"It's this way, Auntie: We think—I mean we're afraid that you're getting along so in life—getting so old that we——"

"Who say Ise gittin' ole?" demanded Aunt Sharley, and she jerked her hands out of the dough she was kneading.

"We both think so—I mean we all think so," corrected Emmy Lou.

"Who do you mean by we all? Does you mean dat young Mistah Winslow, Esquire, late of de North?" Her blazing eyes darted from the face of one sister to the face of the other, reading their looks. "Uh-huh!" she snorted. "I mout 'a' knowed he'd be de ver' one to come puttin' sech notions ez dem in you chillens' haids. Well, ma'am, an' whut, pray, do he want?" Her words fairly dripped with sarcasm.

"He thinks—in fact we all three do—that because you are getting along in years—you know you are, Auntie—and because your rheumatism bothers you so much at times that—that—well, perhaps that we should make a change in the running of the house. So—so——" She hesitated, then broke off altogether, anxious though she was to make an end to what she foresaw must be a painful scene for all three of them. Poor Emmy Lou was finding this job which she had nerved herself to carry through a desperately hard job. And Aunt Sharley's attitude was not making it any easier for her either.

"'So' whut?" snapped Aunt Sharley; then answered herself: "An' so de wind blow frum dat quarter, do hit? De young gen'l'man ain't j'ined de fambly yit an' already he's settin' hisse'f to run it. All right den. Go on, chile—quit mumblin' up yore words an' please go on an' tell me whut you got to say! But ef you's fixin' to bring up de subjec' of my lettin' ary one of dese yere young flighty-haided, flibbertigibbeted, free-issue nigger gals come to work on dis place, you mout ez well save yore breath now an' yereafter, 'ca'se so long ez Ise able to drag one foot behine t'other I p'intedly does aim to manage dis yere kitchen."

"It isn't that—exactly," blurted out Emmy Lou. "You see, Auntie," she went on desperately, "we've decided, Harvey and I, that after our marriage we'll live here. We couldn't leave Mildred alone, and until she gets married this is going to be home for us all. And so we're afraid—with one more coming into the household and everything—that the added work is going to be too heavy for you to undertake. So we've decided that—that perhaps it would be better all round if you—if we—if you——"

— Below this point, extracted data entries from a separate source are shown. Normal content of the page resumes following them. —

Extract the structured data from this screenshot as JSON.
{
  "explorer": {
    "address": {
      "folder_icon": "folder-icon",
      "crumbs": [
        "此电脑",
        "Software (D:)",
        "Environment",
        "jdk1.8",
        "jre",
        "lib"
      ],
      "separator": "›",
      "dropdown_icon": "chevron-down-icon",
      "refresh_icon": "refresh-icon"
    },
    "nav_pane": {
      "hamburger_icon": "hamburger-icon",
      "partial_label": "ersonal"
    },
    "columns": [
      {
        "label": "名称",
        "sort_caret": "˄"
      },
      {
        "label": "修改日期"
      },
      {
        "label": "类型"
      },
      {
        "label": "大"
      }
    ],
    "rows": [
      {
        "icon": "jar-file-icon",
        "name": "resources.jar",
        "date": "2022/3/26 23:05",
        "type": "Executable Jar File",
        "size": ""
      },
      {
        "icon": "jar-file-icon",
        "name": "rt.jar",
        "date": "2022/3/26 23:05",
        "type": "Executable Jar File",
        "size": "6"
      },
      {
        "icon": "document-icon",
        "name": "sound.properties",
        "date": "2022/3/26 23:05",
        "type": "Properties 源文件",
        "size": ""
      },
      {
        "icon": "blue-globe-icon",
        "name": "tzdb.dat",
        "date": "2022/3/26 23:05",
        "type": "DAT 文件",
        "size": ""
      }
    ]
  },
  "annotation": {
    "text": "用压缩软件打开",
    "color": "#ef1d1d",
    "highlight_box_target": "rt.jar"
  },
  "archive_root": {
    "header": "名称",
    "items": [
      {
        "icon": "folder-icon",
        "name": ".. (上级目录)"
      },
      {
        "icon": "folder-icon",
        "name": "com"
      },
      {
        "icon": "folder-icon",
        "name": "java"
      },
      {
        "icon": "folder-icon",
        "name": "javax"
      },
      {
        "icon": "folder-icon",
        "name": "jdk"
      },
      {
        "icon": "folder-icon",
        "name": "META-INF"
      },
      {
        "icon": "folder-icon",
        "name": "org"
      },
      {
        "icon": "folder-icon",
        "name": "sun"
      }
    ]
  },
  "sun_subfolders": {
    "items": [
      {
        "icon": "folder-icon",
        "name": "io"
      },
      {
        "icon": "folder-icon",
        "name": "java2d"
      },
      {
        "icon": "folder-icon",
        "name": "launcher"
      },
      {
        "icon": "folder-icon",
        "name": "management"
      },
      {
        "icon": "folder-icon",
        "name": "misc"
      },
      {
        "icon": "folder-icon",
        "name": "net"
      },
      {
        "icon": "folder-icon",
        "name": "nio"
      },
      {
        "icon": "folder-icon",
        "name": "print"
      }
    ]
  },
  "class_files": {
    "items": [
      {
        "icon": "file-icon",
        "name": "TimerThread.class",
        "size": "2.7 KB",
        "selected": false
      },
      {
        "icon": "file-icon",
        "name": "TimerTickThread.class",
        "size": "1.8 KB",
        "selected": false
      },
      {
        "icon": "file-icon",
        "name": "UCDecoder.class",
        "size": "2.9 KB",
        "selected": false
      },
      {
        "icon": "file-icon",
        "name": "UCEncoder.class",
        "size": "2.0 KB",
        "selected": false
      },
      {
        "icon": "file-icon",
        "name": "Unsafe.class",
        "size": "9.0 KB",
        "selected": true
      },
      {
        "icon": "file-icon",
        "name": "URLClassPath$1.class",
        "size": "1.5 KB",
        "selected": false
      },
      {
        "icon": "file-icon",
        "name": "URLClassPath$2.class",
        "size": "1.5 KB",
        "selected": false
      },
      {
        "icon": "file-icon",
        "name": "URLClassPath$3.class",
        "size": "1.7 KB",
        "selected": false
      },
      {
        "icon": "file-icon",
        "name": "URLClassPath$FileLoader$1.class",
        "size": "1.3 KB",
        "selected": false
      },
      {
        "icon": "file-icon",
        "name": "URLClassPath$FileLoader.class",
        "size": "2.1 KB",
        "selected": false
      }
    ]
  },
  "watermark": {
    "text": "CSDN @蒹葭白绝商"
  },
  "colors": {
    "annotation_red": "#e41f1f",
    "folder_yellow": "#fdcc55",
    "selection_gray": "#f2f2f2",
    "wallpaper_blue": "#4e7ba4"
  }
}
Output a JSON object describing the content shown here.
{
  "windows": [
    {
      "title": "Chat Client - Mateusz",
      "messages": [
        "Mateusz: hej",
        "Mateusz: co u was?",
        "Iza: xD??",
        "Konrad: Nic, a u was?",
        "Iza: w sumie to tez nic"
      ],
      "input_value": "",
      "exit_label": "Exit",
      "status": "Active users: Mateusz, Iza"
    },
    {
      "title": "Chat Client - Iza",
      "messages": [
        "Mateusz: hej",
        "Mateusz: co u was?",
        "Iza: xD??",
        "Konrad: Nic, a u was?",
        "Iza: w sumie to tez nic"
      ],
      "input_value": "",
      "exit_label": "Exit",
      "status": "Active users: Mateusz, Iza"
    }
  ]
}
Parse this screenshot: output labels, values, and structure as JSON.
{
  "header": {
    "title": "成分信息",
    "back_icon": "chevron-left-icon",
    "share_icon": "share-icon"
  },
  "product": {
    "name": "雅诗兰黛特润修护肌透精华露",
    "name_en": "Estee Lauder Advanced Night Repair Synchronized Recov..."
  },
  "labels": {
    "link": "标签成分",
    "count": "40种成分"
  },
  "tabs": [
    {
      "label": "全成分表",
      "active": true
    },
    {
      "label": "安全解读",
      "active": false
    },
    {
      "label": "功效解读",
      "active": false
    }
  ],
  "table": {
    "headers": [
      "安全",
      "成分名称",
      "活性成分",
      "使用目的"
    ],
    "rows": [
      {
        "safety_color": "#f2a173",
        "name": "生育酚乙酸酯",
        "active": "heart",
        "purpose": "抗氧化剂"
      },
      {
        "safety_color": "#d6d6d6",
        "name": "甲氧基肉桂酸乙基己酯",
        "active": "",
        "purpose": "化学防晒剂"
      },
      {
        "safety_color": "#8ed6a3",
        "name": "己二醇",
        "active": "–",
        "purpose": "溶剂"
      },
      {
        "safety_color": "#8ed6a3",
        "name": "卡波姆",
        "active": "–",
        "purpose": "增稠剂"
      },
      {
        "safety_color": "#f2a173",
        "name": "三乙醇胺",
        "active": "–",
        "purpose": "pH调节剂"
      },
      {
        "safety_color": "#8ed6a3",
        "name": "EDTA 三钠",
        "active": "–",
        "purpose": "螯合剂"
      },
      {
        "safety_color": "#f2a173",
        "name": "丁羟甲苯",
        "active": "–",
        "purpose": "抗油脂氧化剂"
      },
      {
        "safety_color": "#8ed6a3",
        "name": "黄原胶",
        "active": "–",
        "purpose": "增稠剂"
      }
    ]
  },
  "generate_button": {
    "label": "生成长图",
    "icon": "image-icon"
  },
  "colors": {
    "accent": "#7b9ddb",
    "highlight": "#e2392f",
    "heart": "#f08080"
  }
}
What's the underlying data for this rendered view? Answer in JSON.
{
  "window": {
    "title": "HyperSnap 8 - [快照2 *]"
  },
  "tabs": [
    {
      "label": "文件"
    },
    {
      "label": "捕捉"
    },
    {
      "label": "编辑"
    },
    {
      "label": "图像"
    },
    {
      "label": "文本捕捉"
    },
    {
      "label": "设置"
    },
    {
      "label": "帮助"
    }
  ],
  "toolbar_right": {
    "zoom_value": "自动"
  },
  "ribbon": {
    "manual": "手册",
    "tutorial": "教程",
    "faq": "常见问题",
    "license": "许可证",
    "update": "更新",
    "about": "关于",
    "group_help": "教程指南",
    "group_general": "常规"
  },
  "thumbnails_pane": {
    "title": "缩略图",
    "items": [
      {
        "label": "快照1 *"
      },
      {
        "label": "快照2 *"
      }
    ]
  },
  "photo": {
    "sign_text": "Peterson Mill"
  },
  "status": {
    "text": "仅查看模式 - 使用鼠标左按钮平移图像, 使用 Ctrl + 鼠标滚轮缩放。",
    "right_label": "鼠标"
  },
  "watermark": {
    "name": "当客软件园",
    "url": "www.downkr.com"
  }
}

"Go on, chile; say it, whutever it is."

"——that perhaps it would be better if you left here altogether and went to live in that nice little house that papa left you in his will."

Perhaps they did not see the stricken look that came into the eyes of the old negress or else she hid the look behind the fit of rage that instantly possessed her. Perhaps they mistook the grey pallor that overspread the old face, turning it to an ashen colour, for the hue of temper.